Shopping smart is imperative to your health and feeding your family good quality food. Part of this process includes reading food labels and knowing what the information means in terms of nutrition. This information can be quite confusing and misleading so it is imperative to understand some of the common words in order to make an informed decision.

Labels usually list the percentage of daily values for vitamins, minerals, fats and other components. This percentage is determined using the principle that an average diet is approximately 2000 calories a day. So people on calorie restricted diets have to be aware that they might be getting a higher percentage of sugar or fat than is recommended when consuming a “portion”. A product low in a nutrient would show a value of 5% or less, a high would be anything over 20% of the daily requirement.

Enriched is a word that is associated with many types of bread, flour or pasta products. Some food additives are designed to increase the nutrition levels in the end products. This is called enrichment when the process adds back nutrients lost in production (such as milling grains). So “enriched” on a label means these vitamins, minerals and fiber are put back to increase the nutritional value of the food. This process does not replace all the lost nutrients so enriched foods do not have the same nutritional impact as the original food.

Fortified is another descriptive word used on food labels. This process puts nutrients such as calcium into foods where the nutrient wouldn’t normally be found naturally. This practice is commonly done to table salt (iodine), breads (vitamin B and iron) and orange juices, milk or eggs (calcium, omega-3, omega-6 and vitamin D). Sometimes more of a naturally occurring nutrient is added to create a “super” cereal or drink. The problem with fortified foods is the added vitamins and minerals are often synthetically created and are not natural.

It is important to look at the serving size when reading labels because often the values seem great but with closer inspection it becomes apparent that you would really eat 3 times the amount in a normal serving. Cereals can be particularly deceptive because a “normal” bowlful is sometimes actually four times the recommended serving size.

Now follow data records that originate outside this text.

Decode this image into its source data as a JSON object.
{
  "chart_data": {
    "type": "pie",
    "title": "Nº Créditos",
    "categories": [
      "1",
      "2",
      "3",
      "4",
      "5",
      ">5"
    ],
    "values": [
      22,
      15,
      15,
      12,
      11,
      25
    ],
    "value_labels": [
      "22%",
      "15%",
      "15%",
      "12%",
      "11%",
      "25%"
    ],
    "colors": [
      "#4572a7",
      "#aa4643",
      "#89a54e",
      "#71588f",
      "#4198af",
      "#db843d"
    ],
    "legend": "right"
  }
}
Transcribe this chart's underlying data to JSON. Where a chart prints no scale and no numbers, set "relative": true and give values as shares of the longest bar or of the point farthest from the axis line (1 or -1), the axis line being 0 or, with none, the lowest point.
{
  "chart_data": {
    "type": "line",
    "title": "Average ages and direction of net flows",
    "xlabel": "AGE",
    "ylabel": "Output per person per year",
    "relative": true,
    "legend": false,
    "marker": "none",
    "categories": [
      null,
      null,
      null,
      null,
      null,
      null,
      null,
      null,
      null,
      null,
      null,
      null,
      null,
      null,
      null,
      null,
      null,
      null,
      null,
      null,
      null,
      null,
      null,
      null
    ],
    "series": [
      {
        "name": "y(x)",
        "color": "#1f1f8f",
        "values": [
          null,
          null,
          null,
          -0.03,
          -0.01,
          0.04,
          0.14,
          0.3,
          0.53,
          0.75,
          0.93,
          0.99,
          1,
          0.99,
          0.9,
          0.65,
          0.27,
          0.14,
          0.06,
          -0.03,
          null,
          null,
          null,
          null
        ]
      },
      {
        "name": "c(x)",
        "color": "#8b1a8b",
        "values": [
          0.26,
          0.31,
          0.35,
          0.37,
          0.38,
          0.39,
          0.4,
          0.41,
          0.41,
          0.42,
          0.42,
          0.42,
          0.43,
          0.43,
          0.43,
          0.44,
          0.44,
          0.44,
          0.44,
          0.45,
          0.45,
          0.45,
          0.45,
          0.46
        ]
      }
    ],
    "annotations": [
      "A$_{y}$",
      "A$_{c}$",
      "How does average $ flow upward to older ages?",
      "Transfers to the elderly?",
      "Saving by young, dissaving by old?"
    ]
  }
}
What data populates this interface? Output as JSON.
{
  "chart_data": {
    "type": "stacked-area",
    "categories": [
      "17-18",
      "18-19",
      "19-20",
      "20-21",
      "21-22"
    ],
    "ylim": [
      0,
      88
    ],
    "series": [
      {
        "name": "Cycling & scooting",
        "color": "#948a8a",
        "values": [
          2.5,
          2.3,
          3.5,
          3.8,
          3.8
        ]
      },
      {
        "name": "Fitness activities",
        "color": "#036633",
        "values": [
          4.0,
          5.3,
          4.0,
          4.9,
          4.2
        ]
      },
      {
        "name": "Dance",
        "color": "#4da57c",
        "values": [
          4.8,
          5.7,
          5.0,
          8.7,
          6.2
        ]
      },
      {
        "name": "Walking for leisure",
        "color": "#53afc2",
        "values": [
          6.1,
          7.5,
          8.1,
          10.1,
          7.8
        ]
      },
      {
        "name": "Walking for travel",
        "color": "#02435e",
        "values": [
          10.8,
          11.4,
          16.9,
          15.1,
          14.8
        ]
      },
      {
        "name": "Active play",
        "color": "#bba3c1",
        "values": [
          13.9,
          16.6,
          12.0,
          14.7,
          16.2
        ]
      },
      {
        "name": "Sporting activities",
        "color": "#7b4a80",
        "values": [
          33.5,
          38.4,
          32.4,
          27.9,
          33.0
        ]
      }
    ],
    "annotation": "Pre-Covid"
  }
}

Read the ingredients carefully and be aware that certain substances like sugars can have several different names. Ingredients are listed with the largest quantity first all the way down to the least, usually by weight. This can make it easy to decide if the food product is healthy or not. For example a good pasta sauce would have vegetables or herbs as its first 5 ingredients with the added sugar or salt at the very bottom of the label. You should probably put a food item back on the shelf if you see something on the label you don’t recognize or the ingredient list is very long.

Always examine the label of your food purchases even if the front advertising states the product is healthy, light, fat free or some other claim. Advertising can be very misleading but the label must be correctly documented. Take note of the expiry date or manufacture date on the product to check the freshness as well. Food is meant to nourish the body and an educated shopper knows what is in their cart at the grocery cart.